6.1. To the fullest extent permitted by law, the Company’s total aggregate liability (in contract, tort, or otherwise) shall be limited to the total fees paid by the Client under the relevant engagement in the 12 months preceding any claim.
6.2. The Company shall not be liable for:

  • Any indirect or consequential loss or damage
  • Loss of profit, data, business opportunity, or reputation
  • Any third-party failures or issues arising from implementation of advice
  • Any operational or security based incidents.

7. Indemnity

The Client agrees to indemnify and hold harmless the Company against any losses, claims, liabilities, or damages arising from the Client’s implementation or use of the Services, or from third-party claims linked to such use.

8. Intellectual Property

8.1. All documents, reports, models, methodologies, and materials provided by the Company remain its intellectual property unless explicitly transferred in writing.
8.2. The Client is granted a non-exclusive, non-transferable licence to use deliverables for internal business purposes only.

9. Confidentiality

9.1. Each party shall keep the other’s confidential information strictly confidential and use it only for the purposes of the engagement.
9.2. Disclosure is only permitted with written consent or where required by law.

10. Fees and Payment

10.1. All fees are exclusive of VAT unless otherwise stated.
10.2. Invoices are payable within 14 calendar days. Late payments may incur interest at 4% above the Bank of England base rate.
10.3. Fees are based on time, scope, and agreed deliverables. Retainer and project fees are non-refundable unless otherwise agreed. Time utilised as 'part' days will be charged on a pro-rata basis.

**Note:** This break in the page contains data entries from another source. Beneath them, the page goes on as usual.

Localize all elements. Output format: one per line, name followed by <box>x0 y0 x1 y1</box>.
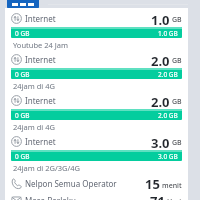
staticText: GB <box>172 138 182 148</box>
staticText: Internet <box>25 136 151 147</box>
staticText: GB <box>172 15 182 25</box>
staticText: Nelpon Semua Operator <box>25 178 145 189</box>
staticText: GB <box>172 56 182 66</box>
staticText: 0 GB <box>15 70 30 79</box>
staticText: 2.0 GB <box>158 111 178 120</box>
staticText: 2.0 <box>151 52 170 67</box>
button[interactable]: Menu <box>7 0 39 9</box>
staticText: Hari <box>167 197 182 200</box>
staticText: 2.0 <box>151 93 170 108</box>
staticText: 24jam di 4G <box>13 122 55 132</box>
staticText: 3.0 <box>151 134 170 149</box>
button[interactable]: Internet <box>5 11 188 52</box>
staticText: 3.0 GB <box>158 152 178 161</box>
button[interactable]: Nelpon Semua Operator <box>5 175 188 192</box>
staticText: menit <box>162 181 182 191</box>
button[interactable]: Masa Berlaku <box>5 192 188 200</box>
staticText: Youtube 24 Jam <box>13 40 68 50</box>
staticText: Internet <box>25 13 151 24</box>
staticText: 15 <box>145 175 160 192</box>
staticText: 1.0 GB <box>158 29 178 38</box>
staticText: GB <box>172 97 182 107</box>
staticText: 0 GB <box>15 29 30 38</box>
staticText: 2.0 GB <box>158 70 178 79</box>
button[interactable]: Internet <box>5 93 188 134</box>
staticText: 71 <box>150 192 165 200</box>
staticText: Internet <box>25 54 151 65</box>
staticText: 0 GB <box>15 152 30 161</box>
staticText: 24jam di 4G <box>13 81 55 91</box>
staticText: 24jam di 2G/3G/4G <box>13 163 81 173</box>
button[interactable]: Internet <box>5 134 188 175</box>
button[interactable]: Internet <box>5 52 188 93</box>
staticText: Internet <box>25 95 151 106</box>
staticText: 1.0 <box>151 11 170 26</box>
staticText: 0 GB <box>15 111 30 120</box>
staticText: Masa Berlaku <box>25 195 150 200</box>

10.4 Travel within 15 miles of Indigo (Int) Ltd registered office is included within quoted charges. Outside of 15 miles, standard time and HMRC mileage rates will apply and be charged through.

10.5 Overnight and International travel will be charged for at cost. Airline travel will be at a minimum level of Premium Economy for flights up to 5 hours. and Business class for over 5 hours. Reasonable subsistence will be charged for in addition to Advisory & Consulting services.

11. Termination

11.1. Either party may terminate an engagement with 30 days’ written notice.
11.2. All work completed up to the termination date will be invoiced and is payable in full.
11.3. For retainer contracts, early termination may be subject to a pro-rata adjustment or an early termination fee, as set out in the engagement letter or agreement.

12. Governing Law and Jurisdiction

These Terms shall be governed by and construed in accordance with the laws of England and Wales. Any dispute arising out of or in connection with these Terms shall be subject to the exclusive jurisdiction of the courts of England and Wales.

13. Entire Agreement

These Terms, together with any related engagement letter, proposal, or SOW, form the entire agreement between the parties and override all prior representations or agreements.